Organize: Waterline automatically matches the data fingerprints to glossary terms. Unmatched terms are then matched using crowdsourcing. Once a field is tagged by an analyst, the fingerprint of that field is matched against the fingerprints of other fields and the same tag is automatically propagated.
Curate: The automated matches are reviewed by data analysts or data stewards for approval. The system learns from this process and tunes the automated matching algorithm. Sensitive and private data tags are passed directly to Apache Ranger and Cloudera Sentry to enable tag based access control.
Search, Rate and Collaborate: Business professionals can search for data and data redundancy using the Waterline Smart Data Catalog search UI. They can also access the catalog through integrated third party data wrangling or business intelligence applications, all in a controlled and governed manner.

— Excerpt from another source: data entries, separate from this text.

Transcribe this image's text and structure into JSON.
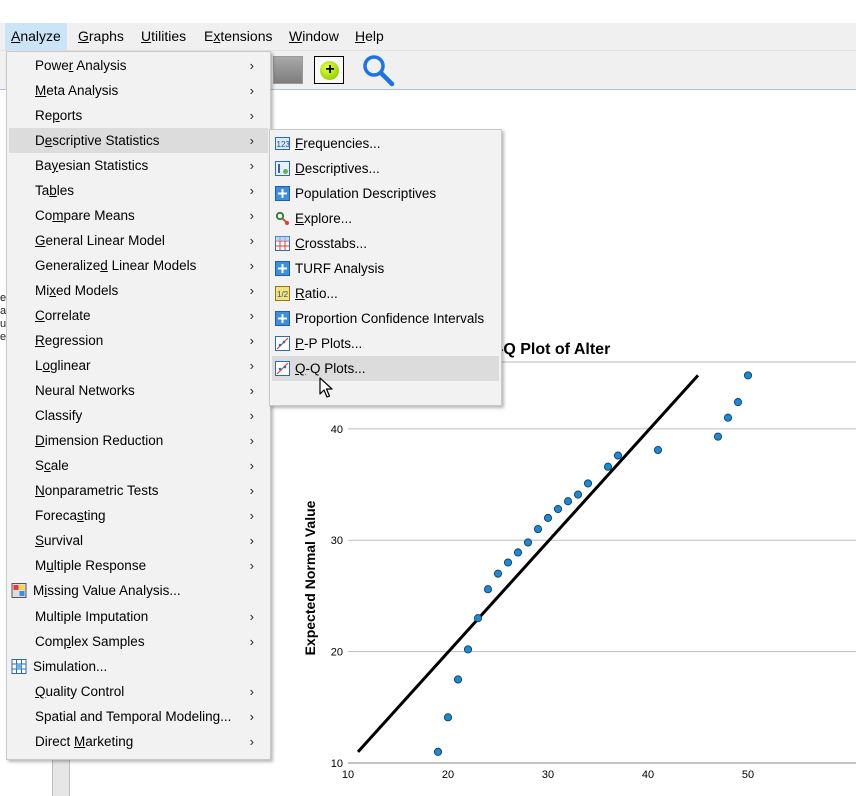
{
  "menubar": {
    "items": [
      {
        "label": "Analyze",
        "mnemonic": "A"
      },
      {
        "label": "Graphs",
        "mnemonic": "G"
      },
      {
        "label": "Utilities",
        "mnemonic": "U"
      },
      {
        "label": "Extensions",
        "mnemonic": "x"
      },
      {
        "label": "Window",
        "mnemonic": "W"
      },
      {
        "label": "Help",
        "mnemonic": "H"
      }
    ]
  },
  "background_text": [
    "er",
    "a",
    "us",
    "er"
  ],
  "analyze_menu": {
    "items": [
      {
        "label": "Power Analysis",
        "submenu": true
      },
      {
        "label": "Meta Analysis",
        "submenu": true
      },
      {
        "label": "Reports",
        "submenu": true
      },
      {
        "label": "Descriptive Statistics",
        "submenu": true,
        "highlighted": true
      },
      {
        "label": "Bayesian Statistics",
        "submenu": true
      },
      {
        "label": "Tables",
        "submenu": true
      },
      {
        "label": "Compare Means",
        "submenu": true
      },
      {
        "label": "General Linear Model",
        "submenu": true
      },
      {
        "label": "Generalized Linear Models",
        "submenu": true
      },
      {
        "label": "Mixed Models",
        "submenu": true
      },
      {
        "label": "Correlate",
        "submenu": true
      },
      {
        "label": "Regression",
        "submenu": true
      },
      {
        "label": "Loglinear",
        "submenu": true
      },
      {
        "label": "Neural Networks",
        "submenu": true
      },
      {
        "label": "Classify",
        "submenu": true
      },
      {
        "label": "Dimension Reduction",
        "submenu": true
      },
      {
        "label": "Scale",
        "submenu": true
      },
      {
        "label": "Nonparametric Tests",
        "submenu": true
      },
      {
        "label": "Forecasting",
        "submenu": true
      },
      {
        "label": "Survival",
        "submenu": true
      },
      {
        "label": "Multiple Response",
        "submenu": true
      },
      {
        "label": "Missing Value Analysis...",
        "submenu": false,
        "icon": "missing-value-icon"
      },
      {
        "label": "Multiple Imputation",
        "submenu": true
      },
      {
        "label": "Complex Samples",
        "submenu": true
      },
      {
        "label": "Simulation...",
        "submenu": false,
        "icon": "simulation-icon"
      },
      {
        "label": "Quality Control",
        "submenu": true
      },
      {
        "label": "Spatial and Temporal Modeling...",
        "submenu": true
      },
      {
        "label": "Direct Marketing",
        "submenu": true
      }
    ]
  },
  "descriptive_submenu": {
    "items": [
      {
        "label": "Frequencies...",
        "icon": "frequencies-icon"
      },
      {
        "label": "Descriptives...",
        "icon": "descriptives-icon"
      },
      {
        "label": "Population Descriptives",
        "icon": "plus-box-icon"
      },
      {
        "label": "Explore...",
        "icon": "explore-icon"
      },
      {
        "label": "Crosstabs...",
        "icon": "crosstabs-icon"
      },
      {
        "label": "TURF Analysis",
        "icon": "plus-box-icon"
      },
      {
        "label": "Ratio...",
        "icon": "ratio-icon"
      },
      {
        "label": "Proportion Confidence Intervals",
        "icon": "plus-box-icon"
      },
      {
        "label": "P-P Plots...",
        "icon": "pp-plot-icon"
      },
      {
        "label": "Q-Q Plots...",
        "icon": "qq-plot-icon",
        "highlighted": true
      }
    ]
  },
  "chart_data": {
    "type": "scatter",
    "title": "-Q Plot of Alter",
    "xlabel": "",
    "ylabel": "Expected Normal Value",
    "xlim": [
      10,
      50
    ],
    "ylim": [
      10,
      46
    ],
    "x_ticks": [
      10,
      20,
      30,
      40,
      50
    ],
    "y_ticks": [
      10,
      20,
      30,
      40
    ],
    "grid": "horizontal",
    "point_color": "#1f88d0",
    "reference_line": {
      "x": [
        11,
        45
      ],
      "y": [
        11,
        44.8
      ]
    },
    "points": [
      {
        "x": 19,
        "y": 11.0
      },
      {
        "x": 20,
        "y": 14.1
      },
      {
        "x": 21,
        "y": 17.5
      },
      {
        "x": 22,
        "y": 20.2
      },
      {
        "x": 23,
        "y": 23.0
      },
      {
        "x": 24,
        "y": 25.6
      },
      {
        "x": 25,
        "y": 27.0
      },
      {
        "x": 26,
        "y": 28.0
      },
      {
        "x": 27,
        "y": 28.9
      },
      {
        "x": 28,
        "y": 29.8
      },
      {
        "x": 29,
        "y": 31.0
      },
      {
        "x": 30,
        "y": 32.0
      },
      {
        "x": 31,
        "y": 32.8
      },
      {
        "x": 32,
        "y": 33.5
      },
      {
        "x": 33,
        "y": 34.1
      },
      {
        "x": 34,
        "y": 35.1
      },
      {
        "x": 36,
        "y": 36.6
      },
      {
        "x": 37,
        "y": 37.6
      },
      {
        "x": 41,
        "y": 38.1
      },
      {
        "x": 47,
        "y": 39.3
      },
      {
        "x": 48,
        "y": 41.0
      },
      {
        "x": 49,
        "y": 42.4
      },
      {
        "x": 50,
        "y": 44.8
      }
    ]
  }
}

Creating Employee Friendly Work Culture
Unlike many recent startups in Silicon Valley, Waterline Data outshines with their values, mission and vision. They believe “we value having a sense of urgency vs creating a sense of chaos; we value smart nice people over smart jerks; we value cool technology that solves real business problems over just cool technology. Our leadership team knows what it takes to build a software business, having grown and managed organizations ranging from startups to large multinationals. We value people who want to work as part of a team to solve the hard problems that will make a difference for our customers and for our business.”

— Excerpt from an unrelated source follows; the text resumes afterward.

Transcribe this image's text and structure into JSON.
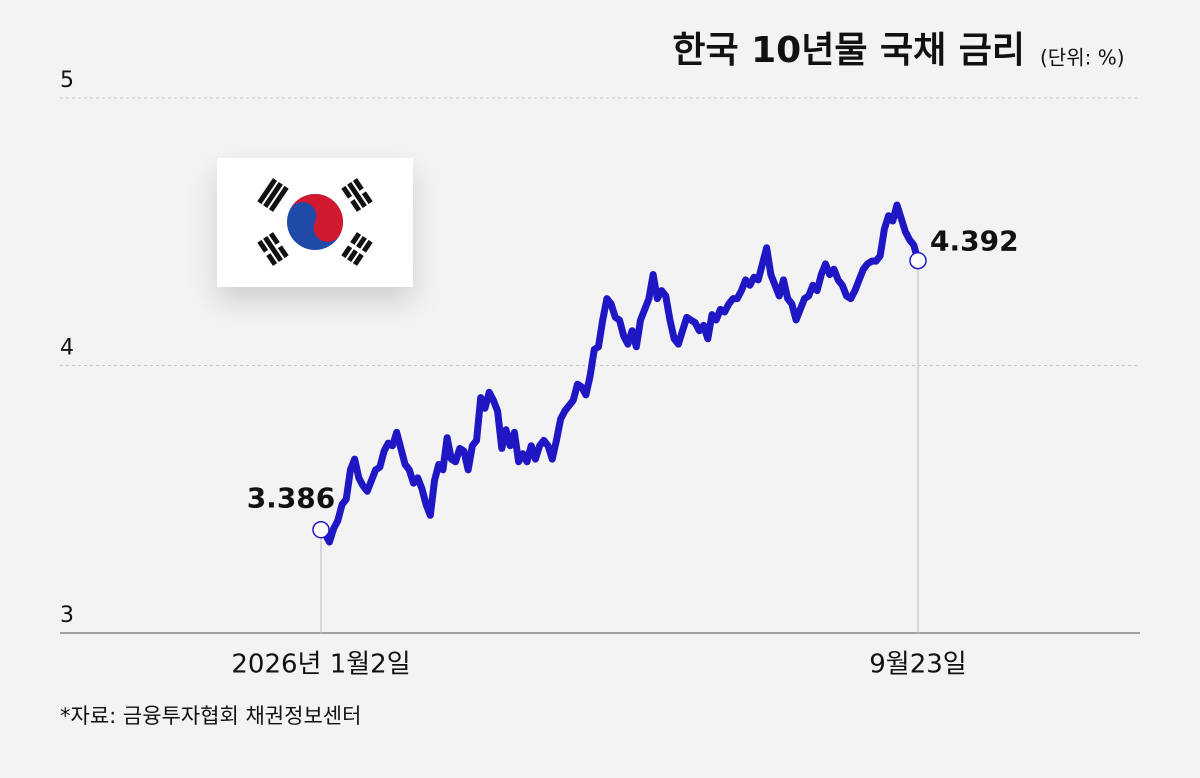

Innovating across Multiple Dimensions
Innovating across multiple dimensions is their strength. The first is the ability to automate the discovery and tagging of data at scale to populate a data catalog. Doing this accurately without having too many false positives is a major technical challenge that they have successfully overcome. A second critical area of innovation is then connecting the information and collecting in the data catalog for specific use cases. Their ability to then enable data analytics self service, data governance and data rationalization comes directly from their ability to create specific value which is added on top of the catalog and then integrate the catalog with partners to provide their customers a complete end to end solution. The last area of innovation is the ability to connect and catalog an ever-increasing variety of data ranging from data stored as simple files in Hadoop, to complex json files to relational databases like Teradata, Oracle and MySql.
Future Prospects
They have been growing at a rapid pace, roughly doubling sales every quarter for the past 4 quarters. Additionally, Waterline Data have leveraged their average deal size by 2x over the past year. So not only is the volume of business going up, the value of each deal is also increasing. They are expected to continue at a rapid rate of growth as they expand to reach out to organizing, even more, types of data across more data sources and extend their solutions to have even more end to end value for the target problem spaces, as they are focused on including data self-service, data governance, and data rationalization.